А если вокруг нет ничего? Только тихая и гнетущая пустота. Никаких целей, радостей и печалей. Даже, кажется, никакого времени. Момент — это вечность, а вечность — момент. Все едино, и при этом исключительно разное.
Сознание путается, не зная, как понять происходящее. Быть может, мозг не способен найти подходящих аналогов, а возможно, это подпрограмма вошла в бесконечный сравнительный цикл, снова и снова выдающий противоречие? Есть только одно, что остается четким и ясным — одиночество. И оно совершенно не страшное, вовсе нет — оно укутывает уютом, шепчет всякие глупости, убаюкивая.

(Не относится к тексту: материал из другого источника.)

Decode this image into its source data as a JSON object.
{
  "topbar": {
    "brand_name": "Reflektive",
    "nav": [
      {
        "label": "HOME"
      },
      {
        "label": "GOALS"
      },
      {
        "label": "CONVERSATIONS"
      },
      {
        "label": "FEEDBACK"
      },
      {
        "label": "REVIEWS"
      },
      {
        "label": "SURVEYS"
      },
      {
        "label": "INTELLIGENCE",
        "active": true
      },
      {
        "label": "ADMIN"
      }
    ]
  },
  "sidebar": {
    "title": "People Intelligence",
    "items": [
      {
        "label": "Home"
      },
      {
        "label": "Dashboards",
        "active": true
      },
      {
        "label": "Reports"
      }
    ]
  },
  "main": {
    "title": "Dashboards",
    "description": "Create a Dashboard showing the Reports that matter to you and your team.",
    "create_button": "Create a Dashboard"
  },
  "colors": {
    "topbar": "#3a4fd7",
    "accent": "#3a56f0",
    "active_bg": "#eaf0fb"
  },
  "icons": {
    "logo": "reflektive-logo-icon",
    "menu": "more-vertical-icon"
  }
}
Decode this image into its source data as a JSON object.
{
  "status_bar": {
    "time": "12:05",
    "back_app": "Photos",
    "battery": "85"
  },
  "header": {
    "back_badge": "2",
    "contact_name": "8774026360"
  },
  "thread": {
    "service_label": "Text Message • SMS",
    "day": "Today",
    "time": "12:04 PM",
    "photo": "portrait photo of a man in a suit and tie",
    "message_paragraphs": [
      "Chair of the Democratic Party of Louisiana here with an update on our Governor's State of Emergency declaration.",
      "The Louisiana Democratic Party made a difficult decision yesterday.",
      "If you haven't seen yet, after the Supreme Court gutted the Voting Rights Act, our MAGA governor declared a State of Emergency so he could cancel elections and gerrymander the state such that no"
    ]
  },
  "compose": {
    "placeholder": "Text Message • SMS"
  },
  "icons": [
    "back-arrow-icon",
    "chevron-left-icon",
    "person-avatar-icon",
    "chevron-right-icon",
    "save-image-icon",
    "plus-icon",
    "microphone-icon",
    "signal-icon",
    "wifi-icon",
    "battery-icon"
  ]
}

Где-то вокруг наверняка есть и другие, но здесь — ты наедине с собой, в холодном вакууме. Здесь можно подумать о том, кто ты, зачем ты нужен. В чем смысл, призвание, и прочие громкие вопросы? А затем вычеркнуть их с яростью, чтобы раз и навсегда решить, что больше не будешь ими задаваться. Потому что смысл жизни в ней самой и ее необычайных возможностях. А все сложности — только путают.
Вначале всегда все легко. Сложности всегда появляются позже. Именно они являются проверкой на характер и решительность. Маленький ребенок никогда не думает о том, как ему тяжело учиться ходить, для взрослого же это — настоящее испытание. Потому что помнит об утраченном, что и создает сложность. Начать что-то с нуля — всегда проще, чем начать переписывать историю заново.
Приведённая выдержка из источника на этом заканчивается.